Gelecek Partisi Lideri Ahmet Davutoğlu, KARAR TV'de Elif Çakır ve Taha Akyol'un konuğu oldu. Davutoğlu, altılı liderler sürecinde el ele omuz omuza olacaklarını belirterek, "Burada önemli olan birlikte bir yol yürümek" dedi. Davutoğlu, Türkiye'deki bütün sorunların kaynağının Cumhurbaşkanlığı Hükümet Sistemi olduğunu vurguladı. Türkiye'nin en can yakıcı sorununun ekonomi olduğunu belirten Davutoğlu, "Ekonomide ortak bir çalışma yapacağız" dedi. Beştepe'de Cumhurbaşkanı Erdoğan'ın eski vekilleri ağırlamasını eleştiren Davutoğlu, "Yedikleri yemek haramdır" ifadelerini kullandı. Önümüzdeki seçimde sağ partilerin yeniden yapılanacağını belirten Davutoğlu, "Çok açık ve net söylüyorum onların yerini biz alacağız." dedi.
Konu ile ilgili videonun linki: https://youtu.be/7nBvKUuxJ7Y
Davutoğlu'nun konuşmasından öne çıkanlar şöyle;
"ÖNEMLİ OLAN BİR YOL YÜRÜMEK"
"Önemli olan bir süreci başlatmaktır. Altılı liderler süreci önce pratik bir iş birliği alanından doğdu. Benim şahsi kanaatim altı parti arasında yapısı oturmuş, karar mekanizmaları oluşturulmuş daha güçlü bir ilişki biçimi ve gerçek anlamda bir ittifak çıkmasıydı. Böyle bir süreç başladı. İkinci toplantı Sayın Babacan'la 27 Mart'ta olacak."
"Millet İttifakı kendi içerisinde çok önemli işler başardı. Şimdi ihtiyaç hissettiğimiz şey salt bir seçim ittifakı değil. Görüş ayrılıkları olacak, herkesin öncelikleri farklı olacak. Sayın Kılıçdaroğlu bana bir teklif metni iletmişti. Sayın Akşener ile görüştük. Bu bir süreç, bütün liderlerle el ele omuz omuza gidilecek bir süreç. İlkeleri oturmuş, karar mekanizmaları belirlenmiş, kriz anında devreye girebilecek, komisyonlar... Bunlar adım adım yapılacak. Burada kimin ne söylediğinden daha çok birlikte bir yol yürümek önemli olan. Yol yüründükçe herkes birbirini tanıyacak. İlkeler, prensipler, komisyonlar birlikte konuşulacak konular. Hepimiz bir dereydik, şimdi bir nehre doğru akacağız ve sonra da Türkiye denizine akacağız. Ben bu süreçte iyimserim. Daha hızlı ve daha yapılandırılmış bir sürecin halkın beklentilerine cevap vereceğine inanıyorum."

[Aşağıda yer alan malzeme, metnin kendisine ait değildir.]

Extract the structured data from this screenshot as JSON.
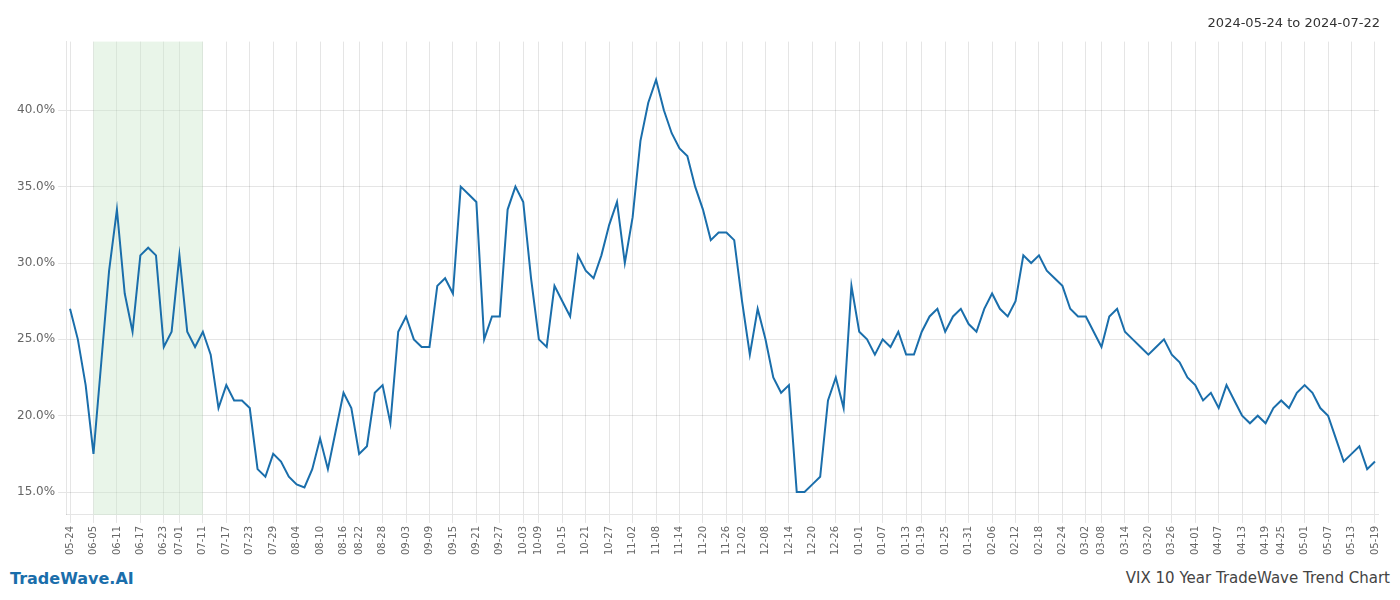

"TÜRKİYE'DE BÜTÜN SORUNLARIN KAYNAĞI CUMHURBAŞKANLIĞI HÜKÜMET SİSTEMİ"
"Türkiye'nin bütün sorunlarının kaynağında Cumhurbaşkanlığı Hükümet Sistemi denilen, bir gece yarısı her şeyin değişebildiği, kurumların önemini yitirdiği, Merkez Bankası Başkanı'nın bir gece görevden alınabilmesi gibi çok çabuk tasfiye edildiği, istişare mekanizmasının olmadığı bir yapı var. Problemlerin kaynağında bu var."

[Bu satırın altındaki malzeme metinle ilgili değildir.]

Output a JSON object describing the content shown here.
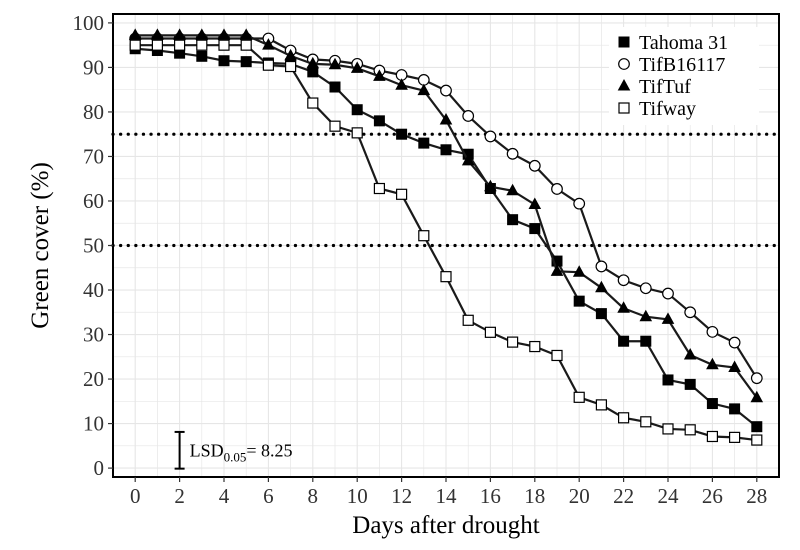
{
  "chart_data": {
    "type": "line",
    "title": "",
    "xlabel": "Days after drought",
    "ylabel": "Green cover (%)",
    "xlim": [
      -1,
      29
    ],
    "ylim": [
      -2,
      102
    ],
    "xticks": [
      0,
      2,
      4,
      6,
      8,
      10,
      12,
      14,
      16,
      18,
      20,
      22,
      24,
      26,
      28
    ],
    "yticks": [
      0,
      10,
      20,
      30,
      40,
      50,
      60,
      70,
      80,
      90,
      100
    ],
    "grid": true,
    "legend_position": "top-right",
    "reference_lines": [
      75,
      50
    ],
    "lsd": {
      "label_main": "LSD",
      "label_sub": "0.05",
      "label_value": "= 8.25",
      "value": 8.25,
      "x": 2,
      "y_center": 4
    },
    "x": [
      0,
      1,
      2,
      3,
      4,
      5,
      6,
      7,
      8,
      9,
      10,
      11,
      12,
      13,
      14,
      15,
      16,
      17,
      18,
      19,
      20,
      21,
      22,
      23,
      24,
      25,
      26,
      27,
      28
    ],
    "series": [
      {
        "name": "Tahoma 31",
        "marker": "square-filled",
        "values": [
          94.2,
          93.8,
          93.2,
          92.5,
          91.5,
          91.3,
          91.0,
          90.8,
          89.0,
          85.6,
          80.5,
          78.0,
          75.0,
          73.0,
          71.5,
          70.5,
          62.8,
          55.8,
          53.8,
          46.5,
          37.5,
          34.7,
          28.5,
          28.5,
          19.8,
          18.8,
          14.5,
          13.3,
          9.3
        ]
      },
      {
        "name": "TifB16117",
        "marker": "circle-open",
        "values": [
          96.5,
          96.5,
          96.5,
          96.5,
          96.5,
          96.5,
          96.5,
          93.8,
          91.8,
          91.5,
          90.8,
          89.3,
          88.3,
          87.2,
          84.8,
          79.1,
          74.5,
          70.6,
          67.9,
          62.7,
          59.4,
          45.3,
          42.2,
          40.4,
          39.2,
          35.0,
          30.6,
          28.2,
          20.2
        ]
      },
      {
        "name": "TifTuf",
        "marker": "triangle-filled",
        "values": [
          97.2,
          97.2,
          97.2,
          97.2,
          97.2,
          97.2,
          95.0,
          92.6,
          90.8,
          90.6,
          89.8,
          88.0,
          86.0,
          84.8,
          78.2,
          69.0,
          63.2,
          62.3,
          59.2,
          44.2,
          44.0,
          40.5,
          35.9,
          34.0,
          33.4,
          25.4,
          23.2,
          22.6,
          15.8
        ]
      },
      {
        "name": "Tifway",
        "marker": "square-open",
        "values": [
          95.0,
          95.0,
          95.0,
          95.0,
          95.0,
          95.0,
          90.5,
          90.2,
          82.0,
          76.8,
          75.3,
          62.8,
          61.5,
          52.2,
          43.0,
          33.2,
          30.5,
          28.3,
          27.3,
          25.3,
          15.9,
          14.2,
          11.3,
          10.4,
          8.8,
          8.6,
          7.1,
          6.9,
          6.3
        ]
      }
    ]
  },
  "colors": {
    "line": "#1a1a1a",
    "grid": "#e6e6e6",
    "frame": "#000000",
    "ref_line": "#000000",
    "tick_text": "#333333"
  }
}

"EKONOMİDE ORTAK BİR ÇALIŞMA YAPACAĞIZ"
"Türkiye'nin en can yakıcı sorunu, ekonomi. Ekonomideki sorunların büyük çoğunluğu siyasal sistem politik ağırlıklı sorunlar. Normal şartlarda Türkiye bunu yaşamayabilirdi. Yaşanmasının nedeni Erdoğan'ın ekonomi cahilliği ve zihninde yerleşmiş olan bazı bilimsel gerçeklere aykırı varsayımlar ve kurumların işlememesi. Ekonomi doğrudan sistemle ilgili bir sorun. Parlamenter sistem ile kurumların canlandırılması, insan hak ve özgürlüklerin güçlendirilmesini ve hukuk teminatını öne çıkaran güçler ayrılığı ilkesine dayalı parlamenter sistemi teklif etmemiz normal. Önümüzdeki hafta muhtemelen bu konularda konuşacağız. Ekonomi konusunda da ortak bir çalışma yapacağız."
"HAZİNE VE MALİYE BAKANI'NIN, HAZİNE VE MALİYE BİLGİSİ DE BİR DÜKKAN İDARE EDEBİLECEK ÖLÇEKTE DEĞİL"

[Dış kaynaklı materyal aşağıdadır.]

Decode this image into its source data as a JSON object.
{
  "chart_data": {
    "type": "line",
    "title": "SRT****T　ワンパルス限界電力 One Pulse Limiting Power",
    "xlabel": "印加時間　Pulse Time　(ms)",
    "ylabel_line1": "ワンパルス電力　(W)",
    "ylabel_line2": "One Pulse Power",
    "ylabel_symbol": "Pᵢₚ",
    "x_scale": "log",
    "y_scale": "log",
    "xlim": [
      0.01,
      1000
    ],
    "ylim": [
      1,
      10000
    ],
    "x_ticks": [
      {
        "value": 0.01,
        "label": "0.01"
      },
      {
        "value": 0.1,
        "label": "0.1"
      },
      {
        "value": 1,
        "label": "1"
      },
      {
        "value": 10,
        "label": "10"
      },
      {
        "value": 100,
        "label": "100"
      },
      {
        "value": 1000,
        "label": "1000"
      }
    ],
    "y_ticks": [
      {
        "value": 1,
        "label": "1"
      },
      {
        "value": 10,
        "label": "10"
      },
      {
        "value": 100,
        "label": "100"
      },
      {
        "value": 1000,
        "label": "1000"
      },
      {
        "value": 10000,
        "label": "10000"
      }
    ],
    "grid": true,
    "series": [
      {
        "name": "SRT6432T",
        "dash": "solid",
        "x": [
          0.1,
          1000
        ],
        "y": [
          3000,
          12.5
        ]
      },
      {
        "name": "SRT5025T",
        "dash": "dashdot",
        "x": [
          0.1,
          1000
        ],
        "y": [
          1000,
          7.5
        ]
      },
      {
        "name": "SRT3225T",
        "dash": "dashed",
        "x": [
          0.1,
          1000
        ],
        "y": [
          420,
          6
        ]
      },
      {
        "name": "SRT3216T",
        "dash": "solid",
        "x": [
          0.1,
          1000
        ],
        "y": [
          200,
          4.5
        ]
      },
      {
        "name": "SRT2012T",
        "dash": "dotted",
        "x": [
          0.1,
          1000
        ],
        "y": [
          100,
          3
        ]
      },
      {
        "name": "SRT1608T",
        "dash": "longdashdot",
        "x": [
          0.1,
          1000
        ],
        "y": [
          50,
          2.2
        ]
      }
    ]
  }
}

"Türkiye'nin dış borç yükü şuan en vahim halde. Hazine ve Maliye Bakanı'na bunu sormak lazım. Millete teminat verir gibi, 'Türk lirasının düşeceği başka yer yok' diye konuşma yapıyor. Türk lirası yerlerde sürünüyor. Üzerinde ay yıldız var, ulusal onur var. Türk lirası, Rus rublesi ve Ukrayna parasını karşılaştırdığınızda Ukrayna savaşta olduğu halde parası yüzde 30 değer kaybetmiş, Rus rublesi yüzde 65 değer kaybetmiş, Türk lirası yüzde 95 değer kaybetmiş. Hazine ve Maliye Bakanı'nın, hazine ve maliye bilgisi de bir dükkan idare edebilecek ölçekte değil. Merkez Bankası Başkanı da aynı. Merkez Bankacılığı bir kültürdür, tecrübe gerektirir. Erdoğan ile başbakanlık dönemimizde tartışma konumuzdu. O herhangi bir kişide yeterli sadakat varsa o işi yapacağını varsayar. Çünkü kendisi karar verecek. Kendisinden daha nitelikli biriyle çalışmak rahatsız eder. Gerçek lider, kendisinden daha yetenekli ve uzman kişileri etrafında toplayıp onları motive ederek kendi seviyesini yükseltir. Başta öyleydi AK Parti. Ama zamanla Erdoğan, her şeyi öğrendiğini zannetti. Merkez Bankası Hazine Müsteşarlığı'na alakasız isimleri teklif ettiği zaman başladı görüş ayrılıklarımız."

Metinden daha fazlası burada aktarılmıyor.